The bill calls for DOS to be able to cart away the bins immediately. In addition, first-time violators would be fined $250. Repeat offenders would face a $500 fine. 

Under current city law, DOS has to tag an offending bin, a move that gives the bin owner 30 days to remove the container.

But members of Sunset Park Restoration, a preservation group in Sunset Park, charged that all the 30-day warning period does is give the bin owners a chance to play hop-scotch with the city. The owners leave the bins in place until the 29th day and then move the containers to another corner, according to Restoration members.

“From discussions with other communities, it seemed that these bins were showing up all over the borough,” Jovita Sosa-Vergara, a Restoration board member, recently said.

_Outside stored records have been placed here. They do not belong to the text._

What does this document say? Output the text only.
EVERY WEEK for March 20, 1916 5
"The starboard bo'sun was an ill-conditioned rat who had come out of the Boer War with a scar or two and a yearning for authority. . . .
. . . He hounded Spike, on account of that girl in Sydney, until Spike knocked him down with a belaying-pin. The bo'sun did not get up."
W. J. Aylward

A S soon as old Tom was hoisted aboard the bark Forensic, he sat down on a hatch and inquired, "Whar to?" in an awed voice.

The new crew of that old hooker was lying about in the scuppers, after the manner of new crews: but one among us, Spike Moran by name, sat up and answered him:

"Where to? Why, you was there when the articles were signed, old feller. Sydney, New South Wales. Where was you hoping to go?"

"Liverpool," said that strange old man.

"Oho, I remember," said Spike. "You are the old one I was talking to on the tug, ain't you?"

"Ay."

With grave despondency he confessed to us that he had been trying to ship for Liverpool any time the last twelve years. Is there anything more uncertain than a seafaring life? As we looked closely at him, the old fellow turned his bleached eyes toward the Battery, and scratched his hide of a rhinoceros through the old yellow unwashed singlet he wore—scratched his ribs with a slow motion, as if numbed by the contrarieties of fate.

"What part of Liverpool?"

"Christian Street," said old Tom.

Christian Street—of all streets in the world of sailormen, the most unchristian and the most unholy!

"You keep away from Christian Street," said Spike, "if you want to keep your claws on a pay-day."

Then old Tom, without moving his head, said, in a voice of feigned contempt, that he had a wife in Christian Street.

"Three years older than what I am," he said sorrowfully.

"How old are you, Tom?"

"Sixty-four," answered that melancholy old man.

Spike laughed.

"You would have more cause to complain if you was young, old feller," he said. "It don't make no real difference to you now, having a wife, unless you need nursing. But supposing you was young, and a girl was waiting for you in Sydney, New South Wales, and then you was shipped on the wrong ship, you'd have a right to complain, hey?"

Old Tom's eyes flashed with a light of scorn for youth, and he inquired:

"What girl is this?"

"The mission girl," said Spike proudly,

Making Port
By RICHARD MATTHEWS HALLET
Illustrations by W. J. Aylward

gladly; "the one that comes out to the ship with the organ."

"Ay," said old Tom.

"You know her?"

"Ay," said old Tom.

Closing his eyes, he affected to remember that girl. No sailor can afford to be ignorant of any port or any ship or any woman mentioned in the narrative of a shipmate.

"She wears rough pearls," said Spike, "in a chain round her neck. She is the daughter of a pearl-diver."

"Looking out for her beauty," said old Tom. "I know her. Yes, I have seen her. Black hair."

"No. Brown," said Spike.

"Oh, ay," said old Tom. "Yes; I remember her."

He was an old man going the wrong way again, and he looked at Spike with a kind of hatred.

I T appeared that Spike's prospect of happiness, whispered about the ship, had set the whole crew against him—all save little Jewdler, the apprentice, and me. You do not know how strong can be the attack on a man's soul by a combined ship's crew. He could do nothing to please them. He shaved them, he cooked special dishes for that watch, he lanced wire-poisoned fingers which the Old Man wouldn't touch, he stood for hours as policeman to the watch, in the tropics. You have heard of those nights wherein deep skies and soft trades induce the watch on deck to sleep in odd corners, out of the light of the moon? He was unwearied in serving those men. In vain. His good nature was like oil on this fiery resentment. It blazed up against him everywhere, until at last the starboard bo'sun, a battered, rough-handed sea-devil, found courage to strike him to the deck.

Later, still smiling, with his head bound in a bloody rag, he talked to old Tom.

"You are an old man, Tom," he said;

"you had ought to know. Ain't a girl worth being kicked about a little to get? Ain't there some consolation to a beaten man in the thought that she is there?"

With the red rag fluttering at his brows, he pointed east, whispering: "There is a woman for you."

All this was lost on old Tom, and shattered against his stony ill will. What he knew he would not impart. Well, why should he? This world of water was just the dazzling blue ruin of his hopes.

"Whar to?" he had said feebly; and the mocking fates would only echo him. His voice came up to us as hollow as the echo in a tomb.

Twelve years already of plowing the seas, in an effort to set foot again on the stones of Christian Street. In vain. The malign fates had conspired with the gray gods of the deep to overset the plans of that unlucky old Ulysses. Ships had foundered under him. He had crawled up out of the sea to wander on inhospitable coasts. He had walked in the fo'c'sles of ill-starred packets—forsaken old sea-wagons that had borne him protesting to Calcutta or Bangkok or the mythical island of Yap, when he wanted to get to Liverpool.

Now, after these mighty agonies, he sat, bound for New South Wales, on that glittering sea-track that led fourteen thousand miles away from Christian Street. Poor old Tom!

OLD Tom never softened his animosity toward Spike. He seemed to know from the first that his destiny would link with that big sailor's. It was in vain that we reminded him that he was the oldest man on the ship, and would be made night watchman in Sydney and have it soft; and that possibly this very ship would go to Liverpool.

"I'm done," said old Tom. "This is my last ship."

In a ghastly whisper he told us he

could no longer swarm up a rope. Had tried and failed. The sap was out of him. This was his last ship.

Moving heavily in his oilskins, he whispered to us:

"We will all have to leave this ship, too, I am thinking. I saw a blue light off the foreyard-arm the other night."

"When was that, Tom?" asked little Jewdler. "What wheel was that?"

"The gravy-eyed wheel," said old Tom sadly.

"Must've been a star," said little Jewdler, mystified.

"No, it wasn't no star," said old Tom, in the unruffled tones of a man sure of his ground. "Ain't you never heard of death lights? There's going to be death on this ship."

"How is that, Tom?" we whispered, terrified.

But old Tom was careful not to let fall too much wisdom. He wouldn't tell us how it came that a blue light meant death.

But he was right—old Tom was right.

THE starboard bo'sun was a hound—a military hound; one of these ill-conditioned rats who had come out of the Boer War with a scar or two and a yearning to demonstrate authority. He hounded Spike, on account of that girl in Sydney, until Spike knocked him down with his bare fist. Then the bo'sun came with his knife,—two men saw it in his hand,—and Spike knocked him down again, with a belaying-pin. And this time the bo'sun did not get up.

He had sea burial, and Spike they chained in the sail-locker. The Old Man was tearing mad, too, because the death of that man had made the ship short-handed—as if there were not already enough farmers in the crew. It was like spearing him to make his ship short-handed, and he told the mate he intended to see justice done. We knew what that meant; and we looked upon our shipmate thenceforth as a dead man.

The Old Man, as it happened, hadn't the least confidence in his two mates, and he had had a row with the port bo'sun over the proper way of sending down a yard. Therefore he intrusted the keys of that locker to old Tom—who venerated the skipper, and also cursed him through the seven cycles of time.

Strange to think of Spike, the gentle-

“They’re all over the place. We have definitely had a tremendous increase from past years,” said Marnee Elias-Pavia, district manager of Community Board 11 (Bensonhurst-Bath Beach).

“It’s a real issue for us,” Elias-Pavia told the Brooklyn Eagle on Thursday. “Garbage piles up. Clothes are strewn all over the sidewalk. It’s a mess.”

As if one bin wasn’t bad enough, many locations have two of the unsightly dumpsters standing side by side. At one location within the confines of Community Board 11, the corner of New Utrecht Avenue and 86th Street, a second bin was placed next to one that had originally stood there. “They dumped a second one there, but it was removed,” Elias-Pavia said.

The New York Times reported that city law makes it illegal to place a bin on a public sidewalk. They can be placed on private property, however, but only if the property owner consents.

There is evidence that the bins are multiplying. In fiscal year 2010, the city tagged 91 bins and removed 10 from the sidewalks. Four years later, in fiscal year 2014, more than 2,006 bins were tagged and 132 were confiscated, the Times reported.

“They have become the bane of our existence,” City Sanitation Commissioner Kathryn Garcia told the Times.

“New Yorkers are very generous and these illegal collection bins are designed to take advantage of that generosity,” Mark-Viverto said. “This legislation will help clean up our sidewalks while also making sure New Yorkers know that when they donate items they are going to legitimate charitable institutions for people in need.”

“These bins are illegal, unsafe and undermine the efforts of the legitimate charities that actually collect clothing for those in need. This bill will impose strict penalties on the shadowy companies engaging in this illegal practice,” Gentile said.